Le acque dei numerosissimi fiumi e canali (i vasi sanguigni) vengono sorvegliate giorno e notte da un poderoso sistema di sicurezza. Ma non è facile mantenere l’ordine in una nazione che ha molti miliardi di abitanti, e altrettanti nemici e clandestini.

Le comunicazioni avvengono attraverso una rete di sottili cavi elettrici, oppure tramite valigette (gli ormoni e molti altri tipi di molecole), che vengono liberate nei corsi d’acqua. Ogni valigetta possiede una serie di codici riservati solo al destinatario, che così è in grado di riconoscerla e prelevarla appena la “incrocia”.

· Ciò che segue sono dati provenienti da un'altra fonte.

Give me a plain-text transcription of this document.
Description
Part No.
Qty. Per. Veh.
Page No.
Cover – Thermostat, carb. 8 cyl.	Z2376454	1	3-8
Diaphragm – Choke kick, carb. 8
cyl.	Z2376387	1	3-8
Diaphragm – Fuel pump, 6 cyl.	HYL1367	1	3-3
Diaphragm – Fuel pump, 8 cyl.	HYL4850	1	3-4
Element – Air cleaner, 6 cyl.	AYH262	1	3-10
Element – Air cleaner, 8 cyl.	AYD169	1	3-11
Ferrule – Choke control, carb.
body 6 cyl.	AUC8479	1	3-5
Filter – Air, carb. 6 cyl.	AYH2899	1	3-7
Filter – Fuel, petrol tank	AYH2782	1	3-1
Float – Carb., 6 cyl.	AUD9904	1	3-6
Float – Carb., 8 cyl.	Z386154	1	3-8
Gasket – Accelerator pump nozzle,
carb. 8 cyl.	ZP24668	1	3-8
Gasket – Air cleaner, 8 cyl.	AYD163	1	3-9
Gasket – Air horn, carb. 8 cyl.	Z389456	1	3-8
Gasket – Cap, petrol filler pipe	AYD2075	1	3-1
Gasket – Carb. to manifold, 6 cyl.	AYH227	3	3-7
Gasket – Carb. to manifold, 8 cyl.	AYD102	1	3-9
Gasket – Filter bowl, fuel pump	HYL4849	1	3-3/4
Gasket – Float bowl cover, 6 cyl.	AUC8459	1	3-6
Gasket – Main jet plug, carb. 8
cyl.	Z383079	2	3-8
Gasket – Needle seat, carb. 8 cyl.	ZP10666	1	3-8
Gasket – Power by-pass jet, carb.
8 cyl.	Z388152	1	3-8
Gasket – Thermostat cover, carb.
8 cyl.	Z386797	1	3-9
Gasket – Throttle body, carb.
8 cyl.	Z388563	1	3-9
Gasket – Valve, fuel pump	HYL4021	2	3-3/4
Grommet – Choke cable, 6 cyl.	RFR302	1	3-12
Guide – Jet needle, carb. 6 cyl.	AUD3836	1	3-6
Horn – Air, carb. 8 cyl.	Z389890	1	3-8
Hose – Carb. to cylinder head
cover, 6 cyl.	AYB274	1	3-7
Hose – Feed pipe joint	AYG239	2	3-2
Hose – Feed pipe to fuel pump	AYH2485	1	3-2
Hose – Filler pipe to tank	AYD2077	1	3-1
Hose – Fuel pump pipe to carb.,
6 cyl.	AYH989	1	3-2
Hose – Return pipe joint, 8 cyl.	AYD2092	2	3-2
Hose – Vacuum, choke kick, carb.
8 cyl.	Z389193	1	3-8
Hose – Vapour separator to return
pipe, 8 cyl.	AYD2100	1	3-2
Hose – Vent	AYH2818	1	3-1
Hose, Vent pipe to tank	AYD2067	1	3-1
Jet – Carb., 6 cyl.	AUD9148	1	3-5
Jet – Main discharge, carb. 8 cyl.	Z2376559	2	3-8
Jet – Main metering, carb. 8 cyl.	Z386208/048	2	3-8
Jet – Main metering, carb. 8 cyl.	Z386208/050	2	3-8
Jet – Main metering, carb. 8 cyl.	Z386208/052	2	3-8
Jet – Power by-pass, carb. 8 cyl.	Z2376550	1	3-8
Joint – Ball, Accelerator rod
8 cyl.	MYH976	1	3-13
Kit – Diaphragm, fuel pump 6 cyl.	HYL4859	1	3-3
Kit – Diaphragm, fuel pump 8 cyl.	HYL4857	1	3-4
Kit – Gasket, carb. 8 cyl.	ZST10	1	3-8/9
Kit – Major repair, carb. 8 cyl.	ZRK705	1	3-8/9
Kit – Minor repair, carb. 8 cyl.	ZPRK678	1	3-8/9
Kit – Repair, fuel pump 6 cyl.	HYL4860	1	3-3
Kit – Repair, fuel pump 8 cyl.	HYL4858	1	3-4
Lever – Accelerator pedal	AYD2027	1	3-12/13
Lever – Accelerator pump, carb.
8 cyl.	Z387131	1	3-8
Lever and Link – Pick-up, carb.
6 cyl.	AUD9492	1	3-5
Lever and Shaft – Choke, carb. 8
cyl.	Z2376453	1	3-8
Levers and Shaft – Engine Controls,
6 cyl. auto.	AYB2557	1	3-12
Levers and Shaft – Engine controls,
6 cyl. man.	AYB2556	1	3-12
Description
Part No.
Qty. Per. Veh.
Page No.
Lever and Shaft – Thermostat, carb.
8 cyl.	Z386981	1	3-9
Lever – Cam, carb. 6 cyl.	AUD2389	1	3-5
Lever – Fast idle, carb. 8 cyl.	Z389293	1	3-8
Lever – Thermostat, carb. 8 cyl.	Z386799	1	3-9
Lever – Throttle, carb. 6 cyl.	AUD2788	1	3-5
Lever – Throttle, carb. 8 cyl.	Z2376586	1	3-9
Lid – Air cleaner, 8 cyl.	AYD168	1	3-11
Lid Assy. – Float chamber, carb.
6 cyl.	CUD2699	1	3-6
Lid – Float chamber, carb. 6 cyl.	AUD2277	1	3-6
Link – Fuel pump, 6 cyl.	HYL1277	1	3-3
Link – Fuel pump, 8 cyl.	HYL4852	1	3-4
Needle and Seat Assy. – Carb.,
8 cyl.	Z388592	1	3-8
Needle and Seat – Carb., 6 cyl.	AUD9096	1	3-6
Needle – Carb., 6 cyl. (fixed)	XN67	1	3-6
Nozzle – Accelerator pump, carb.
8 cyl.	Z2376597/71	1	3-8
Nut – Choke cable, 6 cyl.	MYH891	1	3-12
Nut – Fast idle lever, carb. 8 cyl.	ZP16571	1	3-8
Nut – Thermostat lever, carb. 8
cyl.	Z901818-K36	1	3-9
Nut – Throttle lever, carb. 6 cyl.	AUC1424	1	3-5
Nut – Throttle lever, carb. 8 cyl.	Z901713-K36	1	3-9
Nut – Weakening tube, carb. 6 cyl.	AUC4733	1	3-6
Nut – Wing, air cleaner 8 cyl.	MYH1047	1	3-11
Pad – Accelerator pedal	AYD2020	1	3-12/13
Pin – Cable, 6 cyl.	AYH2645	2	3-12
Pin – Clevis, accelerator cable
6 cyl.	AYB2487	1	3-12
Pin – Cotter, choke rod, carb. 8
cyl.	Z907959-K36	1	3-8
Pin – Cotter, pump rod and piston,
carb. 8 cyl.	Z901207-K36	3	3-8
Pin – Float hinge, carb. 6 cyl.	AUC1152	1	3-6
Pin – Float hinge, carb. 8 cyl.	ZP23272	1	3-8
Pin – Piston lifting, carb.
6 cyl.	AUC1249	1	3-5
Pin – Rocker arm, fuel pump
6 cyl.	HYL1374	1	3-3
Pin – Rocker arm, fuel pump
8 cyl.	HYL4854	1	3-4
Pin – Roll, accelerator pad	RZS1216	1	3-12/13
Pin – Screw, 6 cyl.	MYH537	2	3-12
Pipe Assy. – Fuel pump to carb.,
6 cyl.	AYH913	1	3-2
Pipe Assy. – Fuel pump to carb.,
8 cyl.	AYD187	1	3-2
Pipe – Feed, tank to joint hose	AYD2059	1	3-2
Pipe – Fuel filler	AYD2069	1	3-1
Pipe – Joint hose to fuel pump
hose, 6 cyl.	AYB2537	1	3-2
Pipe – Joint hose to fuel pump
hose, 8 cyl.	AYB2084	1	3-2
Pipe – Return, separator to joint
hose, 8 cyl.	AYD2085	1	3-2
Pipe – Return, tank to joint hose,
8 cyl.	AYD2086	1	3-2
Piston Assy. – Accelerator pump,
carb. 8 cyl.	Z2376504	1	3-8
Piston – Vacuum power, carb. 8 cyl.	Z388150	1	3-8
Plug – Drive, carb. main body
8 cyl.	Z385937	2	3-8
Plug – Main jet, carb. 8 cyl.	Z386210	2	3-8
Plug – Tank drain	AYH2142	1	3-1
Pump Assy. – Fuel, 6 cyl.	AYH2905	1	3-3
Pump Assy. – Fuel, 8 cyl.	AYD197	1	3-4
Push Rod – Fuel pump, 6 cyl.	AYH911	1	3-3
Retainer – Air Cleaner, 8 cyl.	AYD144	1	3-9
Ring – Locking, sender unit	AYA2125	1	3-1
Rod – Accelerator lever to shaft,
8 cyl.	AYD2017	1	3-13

Le valigette possono contenere segnali d’allarme lanciati dalle pattuglie che stanno perlustrando i vari distretti dell’organismo e hanno bisogno di rinforzi. Fra i primi ad accorrere sono, di norma, gli agenti del reparto Mangia-Nemici (i monociti). Grazie alle istruzioni contenute nelle valigette, identificano all’istante il luogo da cui è partito l’allarme ed entrano aprendo una breccia nelle pareti.

Quando si trovano davanti ai nemici, i monociti si trasformano, accentuando la loro aggressività e la loro potenza. Diventano, così, agenti Grande-Bocca (i macrofagi). Come in un film di fantascienza, dal loro corpo spuntano prolungamenti che permettono di avvolgere gli avversari e catturarli rapidamente, dopo avere controllato i passaporti.

I nemici vengono inghiottiti, letteralmente, e chiusi in una capsula, all’interno del corpo degli agenti: una sorta di “camera della morte”. A questo punto scatta la loro uccisione, tramite liquidi corrosivi e digestivi, che li sciolgono.